Bu radar ışınlarını emici madde ile kaplanacak uçaklar radarlar
tarafından algılanamayacaktır. Başka bir deyişle uçak hedef üstüne
gözle algılanacak uzaklığa kadar yaklaştıktan sonra radarda
görülebilecektir. Bu anda ise iş işten çoktan geçmiş olacaktır.

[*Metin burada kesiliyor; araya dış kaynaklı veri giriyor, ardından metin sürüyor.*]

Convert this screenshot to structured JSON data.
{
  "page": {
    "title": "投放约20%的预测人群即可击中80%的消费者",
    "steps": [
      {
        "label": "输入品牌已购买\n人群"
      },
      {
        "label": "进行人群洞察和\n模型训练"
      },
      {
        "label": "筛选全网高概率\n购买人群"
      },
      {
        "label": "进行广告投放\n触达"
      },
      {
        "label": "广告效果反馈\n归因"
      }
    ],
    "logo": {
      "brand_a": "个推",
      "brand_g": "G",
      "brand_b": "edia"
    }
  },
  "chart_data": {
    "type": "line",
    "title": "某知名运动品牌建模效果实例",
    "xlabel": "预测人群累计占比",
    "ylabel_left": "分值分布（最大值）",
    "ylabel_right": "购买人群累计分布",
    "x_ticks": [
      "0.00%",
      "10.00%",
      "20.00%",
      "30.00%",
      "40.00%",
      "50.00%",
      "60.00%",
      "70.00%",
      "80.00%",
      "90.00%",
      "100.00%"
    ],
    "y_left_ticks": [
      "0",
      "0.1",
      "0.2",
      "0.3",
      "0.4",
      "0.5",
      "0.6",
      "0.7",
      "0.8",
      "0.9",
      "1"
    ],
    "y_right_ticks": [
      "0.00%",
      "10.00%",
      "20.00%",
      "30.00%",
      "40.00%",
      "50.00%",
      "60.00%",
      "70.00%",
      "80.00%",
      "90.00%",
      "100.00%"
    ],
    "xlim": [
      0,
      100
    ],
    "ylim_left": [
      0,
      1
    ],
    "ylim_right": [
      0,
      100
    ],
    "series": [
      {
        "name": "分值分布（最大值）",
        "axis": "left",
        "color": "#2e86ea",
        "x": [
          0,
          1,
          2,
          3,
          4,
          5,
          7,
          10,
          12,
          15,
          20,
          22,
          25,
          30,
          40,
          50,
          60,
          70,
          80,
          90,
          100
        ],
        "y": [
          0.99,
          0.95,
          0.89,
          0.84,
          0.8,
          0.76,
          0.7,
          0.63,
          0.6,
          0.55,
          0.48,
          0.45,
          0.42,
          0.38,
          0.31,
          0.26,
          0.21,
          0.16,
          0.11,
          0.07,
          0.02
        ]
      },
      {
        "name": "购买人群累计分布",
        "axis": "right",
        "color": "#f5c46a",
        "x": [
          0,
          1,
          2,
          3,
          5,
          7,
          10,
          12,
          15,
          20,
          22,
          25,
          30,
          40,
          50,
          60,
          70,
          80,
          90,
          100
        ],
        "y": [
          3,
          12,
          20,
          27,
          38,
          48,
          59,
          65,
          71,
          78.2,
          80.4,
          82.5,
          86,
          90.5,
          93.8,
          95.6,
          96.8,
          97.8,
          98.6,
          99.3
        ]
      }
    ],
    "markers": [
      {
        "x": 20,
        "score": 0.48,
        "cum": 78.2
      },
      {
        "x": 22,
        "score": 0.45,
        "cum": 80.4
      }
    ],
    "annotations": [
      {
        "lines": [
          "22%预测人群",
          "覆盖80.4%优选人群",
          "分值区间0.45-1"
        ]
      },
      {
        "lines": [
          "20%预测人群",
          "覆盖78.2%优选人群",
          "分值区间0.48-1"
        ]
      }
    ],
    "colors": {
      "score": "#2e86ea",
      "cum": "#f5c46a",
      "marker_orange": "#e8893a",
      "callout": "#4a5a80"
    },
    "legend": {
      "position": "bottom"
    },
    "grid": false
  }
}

Bu çalışmanın ikinci aşamasında ise, radar Işını Emicilik
özelliğini çok daha yüksek seviyelere çıkartabilmek için yeni bir
çalışma yapılmış ve ekli tabloda görüldüğü gibi bu 2. çalışmada ise
yeni karışımın emicilik özelliğinin çok yüksek derecelere, -85
dBsm' ye çıktığı görülmüştür. (Bu ölçümler TÜBİTAK - MAM’ca
yapılmıştır.)
Bu çalışmaların kullanım sahası sadece askeri alanda değil, tıp
alanında sağlık sektöründe kişilerin radyasyona karşı
korunmalarında (X-Ray, Radyo terapide), mikro dalga ocaklarında
koruyucu olarak ve Nükleer santrallerde kaçak radyasyonun
yakalanmasında ve çevreye yayılımının önlenmesinde güvenle
kullanılabilecektir.
Askeri alanda ise bu madde kompozisyonunu plakalar halinde ya da
boya halinde uçakların, roketlerin, tankların ve deniz altıların,
ve bunun gibi araçların radarlarca görülmesinin tamamen
önlenmesinde kullanılabilecektir.
Mikro-dalganın bileşik yapısallarının melezleştirilmesi sonucunda
X-ray ısınlarının da emilebildiği ve geriye yansıtılmadığı ortaya
çıkmıştır. Bu konuda deneysel sonuçlarda yakında ortaya
konulabilecektir.
Bu çalışmalar elektronik ortamda görünmezliğe örnektirler.